A hoax warning users on TikTok that December 17 would be a nationwide school shooting day went viral, enabled by the platform’s inconsistent moderation practices and news outlets’ sensationalized reporting.
On December 16, TikTok claimed that though it was “working with law enforcement to look into warnings about potential violence at schools,” there was no evidence of nationwide school shooting threats “originating or spreading” on its platform. Yet, warnings of the unfounded threat had gone viral on TikTok, creating nationwide panic -- seemingly in violation of TikTok’s own community guidelines, which promise to remove “misinformation related to emergencies that induces panic.”
The next day, TikTok released another statement admitting that it had found “videos discussing this rumor and warning others to stay safe” and reiterating its promise to “remove alarmist warnings” that violate its misinformation policy. But the damage was already done. Too little, too late.

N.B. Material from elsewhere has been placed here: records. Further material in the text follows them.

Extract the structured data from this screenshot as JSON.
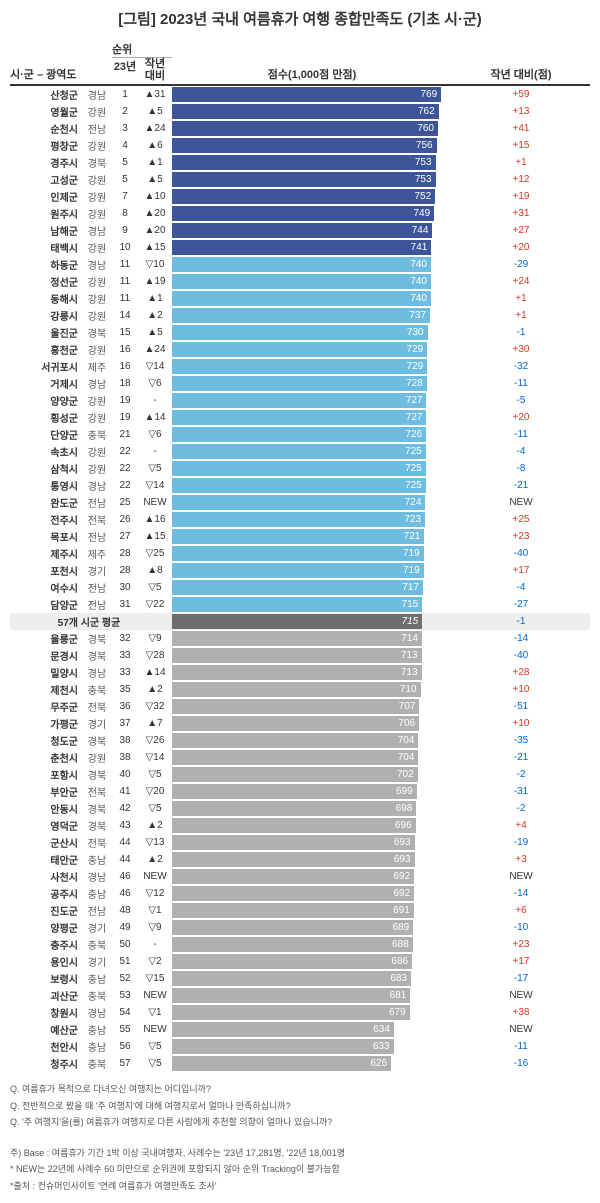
{
  "title": "[그림] 2023년 국내 여름휴가 여행 종합만족도 (기초 시·군)",
  "headers": {
    "city_prov": "시·군 – 광역도",
    "rank_top": "순위",
    "rank_year": "23년",
    "rank_chg": "작년\n대비",
    "score": "점수(1,000점 만점)",
    "vs_last": "작년 대비(점)"
  },
  "chart": {
    "bar_max": 800,
    "colors": {
      "top10": "#3d5599",
      "mid": "#6ebde0",
      "low": "#b0b0b0",
      "avg": "#6e6e6e"
    }
  },
  "avg_row": {
    "label": "57개 시군 평균",
    "score": 715,
    "diff": -1
  },
  "rows": [
    {
      "city": "산청군",
      "prov": "경남",
      "rank": 1,
      "chg": "▲31",
      "score": 769,
      "diff": 59,
      "tier": "top10"
    },
    {
      "city": "영월군",
      "prov": "강원",
      "rank": 2,
      "chg": "▲5",
      "score": 762,
      "diff": 13,
      "tier": "top10"
    },
    {
      "city": "순천시",
      "prov": "전남",
      "rank": 3,
      "chg": "▲24",
      "score": 760,
      "diff": 41,
      "tier": "top10"
    },
    {
      "city": "평창군",
      "prov": "강원",
      "rank": 4,
      "chg": "▲6",
      "score": 756,
      "diff": 15,
      "tier": "top10"
    },
    {
      "city": "경주시",
      "prov": "경북",
      "rank": 5,
      "chg": "▲1",
      "score": 753,
      "diff": 1,
      "tier": "top10"
    },
    {
      "city": "고성군",
      "prov": "강원",
      "rank": 5,
      "chg": "▲5",
      "score": 753,
      "diff": 12,
      "tier": "top10"
    },
    {
      "city": "인제군",
      "prov": "강원",
      "rank": 7,
      "chg": "▲10",
      "score": 752,
      "diff": 19,
      "tier": "top10"
    },
    {
      "city": "원주시",
      "prov": "강원",
      "rank": 8,
      "chg": "▲20",
      "score": 749,
      "diff": 31,
      "tier": "top10"
    },
    {
      "city": "남해군",
      "prov": "경남",
      "rank": 9,
      "chg": "▲20",
      "score": 744,
      "diff": 27,
      "tier": "top10"
    },
    {
      "city": "태백시",
      "prov": "강원",
      "rank": 10,
      "chg": "▲15",
      "score": 741,
      "diff": 20,
      "tier": "top10"
    },
    {
      "city": "하동군",
      "prov": "경남",
      "rank": 11,
      "chg": "▽10",
      "score": 740,
      "diff": -29,
      "tier": "mid"
    },
    {
      "city": "정선군",
      "prov": "강원",
      "rank": 11,
      "chg": "▲19",
      "score": 740,
      "diff": 24,
      "tier": "mid"
    },
    {
      "city": "동해시",
      "prov": "강원",
      "rank": 11,
      "chg": "▲1",
      "score": 740,
      "diff": 1,
      "tier": "mid"
    },
    {
      "city": "강릉시",
      "prov": "강원",
      "rank": 14,
      "chg": "▲2",
      "score": 737,
      "diff": 1,
      "tier": "mid"
    },
    {
      "city": "울진군",
      "prov": "경북",
      "rank": 15,
      "chg": "▲5",
      "score": 730,
      "diff": -1,
      "tier": "mid"
    },
    {
      "city": "홍천군",
      "prov": "강원",
      "rank": 16,
      "chg": "▲24",
      "score": 729,
      "diff": 30,
      "tier": "mid"
    },
    {
      "city": "서귀포시",
      "prov": "제주",
      "rank": 16,
      "chg": "▽14",
      "score": 729,
      "diff": -32,
      "tier": "mid"
    },
    {
      "city": "거제시",
      "prov": "경남",
      "rank": 18,
      "chg": "▽6",
      "score": 728,
      "diff": -11,
      "tier": "mid"
    },
    {
      "city": "양양군",
      "prov": "강원",
      "rank": 19,
      "chg": "-",
      "score": 727,
      "diff": -5,
      "tier": "mid"
    },
    {
      "city": "횡성군",
      "prov": "강원",
      "rank": 19,
      "chg": "▲14",
      "score": 727,
      "diff": 20,
      "tier": "mid"
    },
    {
      "city": "단양군",
      "prov": "충북",
      "rank": 21,
      "chg": "▽6",
      "score": 726,
      "diff": -11,
      "tier": "mid"
    },
    {
      "city": "속초시",
      "prov": "강원",
      "rank": 22,
      "chg": "-",
      "score": 725,
      "diff": -4,
      "tier": "mid"
    },
    {
      "city": "삼척시",
      "prov": "강원",
      "rank": 22,
      "chg": "▽5",
      "score": 725,
      "diff": -8,
      "tier": "mid"
    },
    {
      "city": "통영시",
      "prov": "경남",
      "rank": 22,
      "chg": "▽14",
      "score": 725,
      "diff": -21,
      "tier": "mid"
    },
    {
      "city": "완도군",
      "prov": "전남",
      "rank": 25,
      "chg": "NEW",
      "score": 724,
      "diff": "NEW",
      "tier": "mid"
    },
    {
      "city": "전주시",
      "prov": "전북",
      "rank": 26,
      "chg": "▲16",
      "score": 723,
      "diff": 25,
      "tier": "mid"
    },
    {
      "city": "목포시",
      "prov": "전남",
      "rank": 27,
      "chg": "▲15",
      "score": 721,
      "diff": 23,
      "tier": "mid"
    },
    {
      "city": "제주시",
      "prov": "제주",
      "rank": 28,
      "chg": "▽25",
      "score": 719,
      "diff": -40,
      "tier": "mid"
    },
    {
      "city": "포천시",
      "prov": "경기",
      "rank": 28,
      "chg": "▲8",
      "score": 719,
      "diff": 17,
      "tier": "mid"
    },
    {
      "city": "여수시",
      "prov": "전남",
      "rank": 30,
      "chg": "▽5",
      "score": 717,
      "diff": -4,
      "tier": "mid"
    },
    {
      "city": "담양군",
      "prov": "전남",
      "rank": 31,
      "chg": "▽22",
      "score": 715,
      "diff": -27,
      "tier": "mid"
    },
    {
      "city": "울릉군",
      "prov": "경북",
      "rank": 32,
      "chg": "▽9",
      "score": 714,
      "diff": -14,
      "tier": "low"
    },
    {
      "city": "문경시",
      "prov": "경북",
      "rank": 33,
      "chg": "▽28",
      "score": 713,
      "diff": -40,
      "tier": "low"
    },
    {
      "city": "밀양시",
      "prov": "경남",
      "rank": 33,
      "chg": "▲14",
      "score": 713,
      "diff": 28,
      "tier": "low"
    },
    {
      "city": "제천시",
      "prov": "충북",
      "rank": 35,
      "chg": "▲2",
      "score": 710,
      "diff": 10,
      "tier": "low"
    },
    {
      "city": "무주군",
      "prov": "전북",
      "rank": 36,
      "chg": "▽32",
      "score": 707,
      "diff": -51,
      "tier": "low"
    },
    {
      "city": "가평군",
      "prov": "경기",
      "rank": 37,
      "chg": "▲7",
      "score": 706,
      "diff": 10,
      "tier": "low"
    },
    {
      "city": "청도군",
      "prov": "경북",
      "rank": 38,
      "chg": "▽26",
      "score": 704,
      "diff": -35,
      "tier": "low"
    },
    {
      "city": "춘천시",
      "prov": "강원",
      "rank": 38,
      "chg": "▽14",
      "score": 704,
      "diff": -21,
      "tier": "low"
    },
    {
      "city": "포항시",
      "prov": "경북",
      "rank": 40,
      "chg": "▽5",
      "score": 702,
      "diff": -2,
      "tier": "low"
    },
    {
      "city": "부안군",
      "prov": "전북",
      "rank": 41,
      "chg": "▽20",
      "score": 699,
      "diff": -31,
      "tier": "low"
    },
    {
      "city": "안동시",
      "prov": "경북",
      "rank": 42,
      "chg": "▽5",
      "score": 698,
      "diff": -2,
      "tier": "low"
    },
    {
      "city": "영덕군",
      "prov": "경북",
      "rank": 43,
      "chg": "▲2",
      "score": 696,
      "diff": 4,
      "tier": "low"
    },
    {
      "city": "군산시",
      "prov": "전북",
      "rank": 44,
      "chg": "▽13",
      "score": 693,
      "diff": -19,
      "tier": "low"
    },
    {
      "city": "태안군",
      "prov": "충남",
      "rank": 44,
      "chg": "▲2",
      "score": 693,
      "diff": 3,
      "tier": "low"
    },
    {
      "city": "사천시",
      "prov": "경남",
      "rank": 46,
      "chg": "NEW",
      "score": 692,
      "diff": "NEW",
      "tier": "low"
    },
    {
      "city": "공주시",
      "prov": "충남",
      "rank": 46,
      "chg": "▽12",
      "score": 692,
      "diff": -14,
      "tier": "low"
    },
    {
      "city": "진도군",
      "prov": "전남",
      "rank": 48,
      "chg": "▽1",
      "score": 691,
      "diff": 6,
      "tier": "low"
    },
    {
      "city": "양평군",
      "prov": "경기",
      "rank": 49,
      "chg": "▽9",
      "score": 689,
      "diff": -10,
      "tier": "low"
    },
    {
      "city": "충주시",
      "prov": "충북",
      "rank": 50,
      "chg": "-",
      "score": 688,
      "diff": 23,
      "tier": "low"
    },
    {
      "city": "용인시",
      "prov": "경기",
      "rank": 51,
      "chg": "▽2",
      "score": 686,
      "diff": 17,
      "tier": "low"
    },
    {
      "city": "보령시",
      "prov": "충남",
      "rank": 52,
      "chg": "▽15",
      "score": 683,
      "diff": -17,
      "tier": "low"
    },
    {
      "city": "괴산군",
      "prov": "충북",
      "rank": 53,
      "chg": "NEW",
      "score": 681,
      "diff": "NEW",
      "tier": "low"
    },
    {
      "city": "창원시",
      "prov": "경남",
      "rank": 54,
      "chg": "▽1",
      "score": 679,
      "diff": 38,
      "tier": "low"
    },
    {
      "city": "예산군",
      "prov": "충남",
      "rank": 55,
      "chg": "NEW",
      "score": 634,
      "diff": "NEW",
      "tier": "low"
    },
    {
      "city": "천안시",
      "prov": "충남",
      "rank": 56,
      "chg": "▽5",
      "score": 633,
      "diff": -11,
      "tier": "low"
    },
    {
      "city": "청주시",
      "prov": "충북",
      "rank": 57,
      "chg": "▽5",
      "score": 626,
      "diff": -16,
      "tier": "low"
    }
  ],
  "footer": {
    "q1": "Q. 여름휴가 목적으로 다녀오신 여행지는 어디입니까?",
    "q2": "Q. 전반적으로 봤을 때 '주 여행지'에 대해 여행지로서 얼마나 만족하십니까?",
    "q3": "Q. '주 여행지'을(를) 여름휴가 여행지로 다른 사람에게 추천할 의향이 얼마나 있습니까?",
    "n1": "주) Base : 여름휴가 기간 1박 이상 국내여행자, 사례수는 '23년 17,281명, '22년 18,001명",
    "n2": "* NEW는 22년에 사례수 60 미만으로 순위권에 포함되지 않아 순위 Tracking이 불가능함",
    "n3": "*출처 : 컨슈머인사이트 '연례 여름휴가 여행만족도 조사'"
  }
}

In the same December 17 statement, TikTok’s communications team attempted to redirect blame for the spread of the hoax onto media outlets, writing, “Media reports have been widespread and based on rumors rather than facts, and we are deeply concerned that the proliferation of local media reports on an alleged trend that has not been found on the platform could end up inspiring real world harm.”
While media reports contributed, TikTok can't escape blame. The platform waited to address the school shooting hoax until the day it was rumored to happen, rather than preemptively addressing the misinformation before it induced mass panic. Viral videos promoting the hoax were still available on the night of December 16 without even so much as an informational banner warning users about their veracity.
Although TikTok’s failure to act created the conditions for widespread panic, the hoax’s off-platform spread can be largely attributed to negligent media reports that gave validity to the unfounded claim of a threat without verifying the information. The hoax even made its way to cable news, appearing on CNN and Fox News, and caused a number of schools to close on December 17. This isn’t the first time overly sensationalized reporting on TikTok hoaxes has recklessly spread nationwide panic.
There are real consequences that result from reporting fear-based hoaxes as fact. The December 17 hoax parallels that of the nonexistent April 24 “National Rape Day” that caused mass hysteria online earlier this year. That claim became so viral (because of both TikTok’s poor moderation practices and irresponsible reporting) that it terrified an 11-year-old girl into bringing two knives into school to protect herself.
Videos from December 17 circulating on TikTok show empty school classrooms and hallways, students being picked up early, and police officers patrolling campuses, demonstrating the real-world effects of a fear-based hoax.